Guided Project: Profitable App Profiles for the App Store and Google Play Markets: **remove duplicates**

my_dataquest_notebook from the site

There is something different in comparison with the solution notebook.
The unique number of entries should be: 9659 (it coresponds with the solutions from this point)

BUT when I investigate further some apps I discover that there are some apps like the ones bellow… for which the MAX filtering does NOT work anymore, because the MAX number of rating appears at least once :slight_smile: :

def check_apps(nameApp, dataset):
    for eachApp in dataset[1:]:
        name = eachApp[0]
        if name == nameApp:
            print(eachApp)
    
print (check_apps('Quick PDF Scanner + OCR FREE', android))
print('\n')
print (check_apps('Google My Business', android))

In this case after running “the cleaning of the duplicates”:

android_cleaning = []
existing_ones = []

for eachApp in android[1:]:
    name = eachApp[0]
    n_reviews = float(eachApp[3])
    
    if (reviews_max[name] == n_reviews) and (name not in existing_ones):
        android_cleaning.append(eachApp)
        existing_ones.append(eachApp)

explore_data(android_cleaning, 0, 3, True)
print(len(existing_ones))
print(len(android_cleaning))

I obtain a number of 10054, which is still containing some duplicates (395):

def check_duplicates(dataset):
    unique_AppNames = []
    duplicate_AppNames = []

    for eachApp in dataset[1:]:
        app_name = eachApp[0]
        if(app_name in unique_AppNames):
            duplicate_AppNames.append(app_name)
        
        else:
            unique_AppNames.append(app_name)

    print("Number of duplicate apps:", len(duplicate_AppNames))
    print('\n')
    print("Examples of duplicate apps:", duplicate_AppNames[:30])
    print('\n')
    
check_duplicates(android)
check_duplicates(android_cleaning)

I need some confirmation about this or if someone else has encountered this situation, because I wold need to eliminate those since I’ve notices they are identical with respect to all vars.

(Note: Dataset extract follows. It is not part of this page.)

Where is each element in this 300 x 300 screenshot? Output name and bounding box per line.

Or maybe I did something wrong .

This is a clear image of how this criterion does not work for some duplicated apps:

print (check_apps('Quick PDF Scanner + OCR FREE', android_cleaning ))
print (check_apps('Google My Business', android_cleaning))

print('\n')
print (check_apps('Quick PDF Scanner + OCR FREE', android))
print (check_apps('Google My Business', android))

I realized my mistake:

android_cleaning = []
existing_ones = []

for eachApp in android[1:]:
    name = eachApp[0]
    n_reviews = float(eachApp[3])
    
    if (reviews_max[name] == n_reviews) and (name not in existing_ones):
        android_cleaning.append(eachApp)
        existing_ones.append(**name**) ---- > name and not eachApp here

Thank you anyway :slight_smile:

I’m glad you figured it out and that you shared your own solution and process! (You can mark your last post as the solution too, and other students can benefit.)

There was a post just started today about those coding moments that cause frustration, and this is a good example of that. :slight_smile:

Good luck on the rest of your project!